A-15P Free Communication/Poster Obesity
Obesity is a leading contributing cause of death and disability in the United States. The treatment of obesity generally involves caloric restriction and exercise training, but there is limited data examining baseline cardiorespiratory fitness (CRF) in individuals with extreme obesity to guide exercise recommendations.
To describe the relationship between body mass index (BMI) and CRF in a clinical sample including extreme obesity.
A consecutive sample of individuals attending a residential lifestyle modification program who completed a CRF test prior to program initiation were included. CRF was measured using a supervised maximal treadmill or leg/arm ergometer test to achieve 85% of age-predicted maximal heart rate, and MET Level (metabolic equivalents) was calculated for each test. Multivariable linear regression was used to assess the relationship between MET Level and demographic variables.
The sample consisted of 108 individuals. The mean age was 52.9 (SD = 13.6) years, 61.2% were female, 100% were Caucasian. The mean BMI was 41.4 (SD = 9.1) kg/m2, mean MET Level was 7.9 (SD = 3.0), mean Exercise Time was 7.8 (SD = 2.0) minutes; 95.4% of individuals achieved 85% of age-predicted maximal heart rate. The mean MET Levels for the categories of BMI < 35, 35–50, and > 50 kg/m2 were 9.8, 7.8, and 5.7 respectively. The MET Level was lower as BMI increased (p < 0.001), as age increased (p < 0.001), and for women (p < 0.001). A decrease in MET Level of 1 corresponded to an increase in 10 years, or an increase of 40 pounds.
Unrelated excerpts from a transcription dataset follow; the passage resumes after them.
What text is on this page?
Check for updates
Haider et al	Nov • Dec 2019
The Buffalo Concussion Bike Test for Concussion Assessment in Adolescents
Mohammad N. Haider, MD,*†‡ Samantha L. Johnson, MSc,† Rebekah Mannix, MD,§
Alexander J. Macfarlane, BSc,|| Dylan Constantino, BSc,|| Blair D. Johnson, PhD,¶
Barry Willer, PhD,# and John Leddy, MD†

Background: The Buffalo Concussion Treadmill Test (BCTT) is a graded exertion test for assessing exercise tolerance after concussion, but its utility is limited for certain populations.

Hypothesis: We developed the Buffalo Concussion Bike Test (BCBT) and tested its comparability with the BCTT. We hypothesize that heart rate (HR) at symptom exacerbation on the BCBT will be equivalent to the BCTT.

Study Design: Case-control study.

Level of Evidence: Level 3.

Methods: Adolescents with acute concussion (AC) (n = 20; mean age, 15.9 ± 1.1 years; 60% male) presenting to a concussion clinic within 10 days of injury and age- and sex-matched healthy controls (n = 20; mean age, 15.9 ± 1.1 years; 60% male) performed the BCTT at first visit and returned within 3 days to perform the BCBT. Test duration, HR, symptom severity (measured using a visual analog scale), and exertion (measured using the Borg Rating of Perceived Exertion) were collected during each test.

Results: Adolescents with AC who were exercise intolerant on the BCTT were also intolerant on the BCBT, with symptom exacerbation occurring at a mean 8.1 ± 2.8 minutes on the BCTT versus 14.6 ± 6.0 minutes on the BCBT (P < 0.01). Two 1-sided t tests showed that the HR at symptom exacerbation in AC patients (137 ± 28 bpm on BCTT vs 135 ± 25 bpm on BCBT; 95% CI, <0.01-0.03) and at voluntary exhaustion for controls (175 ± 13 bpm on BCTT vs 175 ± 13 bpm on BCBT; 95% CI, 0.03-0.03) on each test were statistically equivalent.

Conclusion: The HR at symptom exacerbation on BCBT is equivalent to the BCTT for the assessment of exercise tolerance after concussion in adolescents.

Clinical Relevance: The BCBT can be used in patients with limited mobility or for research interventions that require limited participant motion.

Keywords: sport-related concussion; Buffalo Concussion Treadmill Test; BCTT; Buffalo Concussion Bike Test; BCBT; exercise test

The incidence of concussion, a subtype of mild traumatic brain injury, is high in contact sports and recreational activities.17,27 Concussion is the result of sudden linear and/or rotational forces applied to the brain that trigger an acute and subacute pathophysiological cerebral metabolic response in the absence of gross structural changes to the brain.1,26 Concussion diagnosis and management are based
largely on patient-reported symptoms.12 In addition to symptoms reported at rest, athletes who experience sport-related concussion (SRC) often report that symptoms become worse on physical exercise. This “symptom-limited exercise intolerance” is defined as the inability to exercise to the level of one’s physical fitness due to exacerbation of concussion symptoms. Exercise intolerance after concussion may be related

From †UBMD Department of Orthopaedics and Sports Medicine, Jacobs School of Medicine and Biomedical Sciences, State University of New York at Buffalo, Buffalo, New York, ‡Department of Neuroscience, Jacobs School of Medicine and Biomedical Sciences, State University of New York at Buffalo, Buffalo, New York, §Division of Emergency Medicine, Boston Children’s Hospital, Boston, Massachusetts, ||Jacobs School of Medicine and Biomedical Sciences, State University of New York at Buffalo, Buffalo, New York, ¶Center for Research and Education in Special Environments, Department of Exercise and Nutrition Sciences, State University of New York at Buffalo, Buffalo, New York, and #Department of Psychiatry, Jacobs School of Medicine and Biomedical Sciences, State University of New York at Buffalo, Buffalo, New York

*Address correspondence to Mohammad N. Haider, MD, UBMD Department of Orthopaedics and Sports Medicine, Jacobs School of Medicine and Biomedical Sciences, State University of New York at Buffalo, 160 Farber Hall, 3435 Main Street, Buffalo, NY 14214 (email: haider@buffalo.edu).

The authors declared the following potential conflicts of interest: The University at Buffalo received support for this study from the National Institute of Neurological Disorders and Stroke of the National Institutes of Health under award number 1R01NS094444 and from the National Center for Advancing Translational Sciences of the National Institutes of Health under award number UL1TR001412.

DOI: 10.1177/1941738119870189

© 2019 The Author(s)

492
Cardiorespiratory fitness assessment is important prior to initiation of a comprehensive diet and exercise program to guide a realistic and appropriate exercise regimen. While CRF generally decreases as BMI increases, even those with extreme obesity can achieve high MET levels. We conclude that poor CRF is not an inevitable consequence of extreme obesity.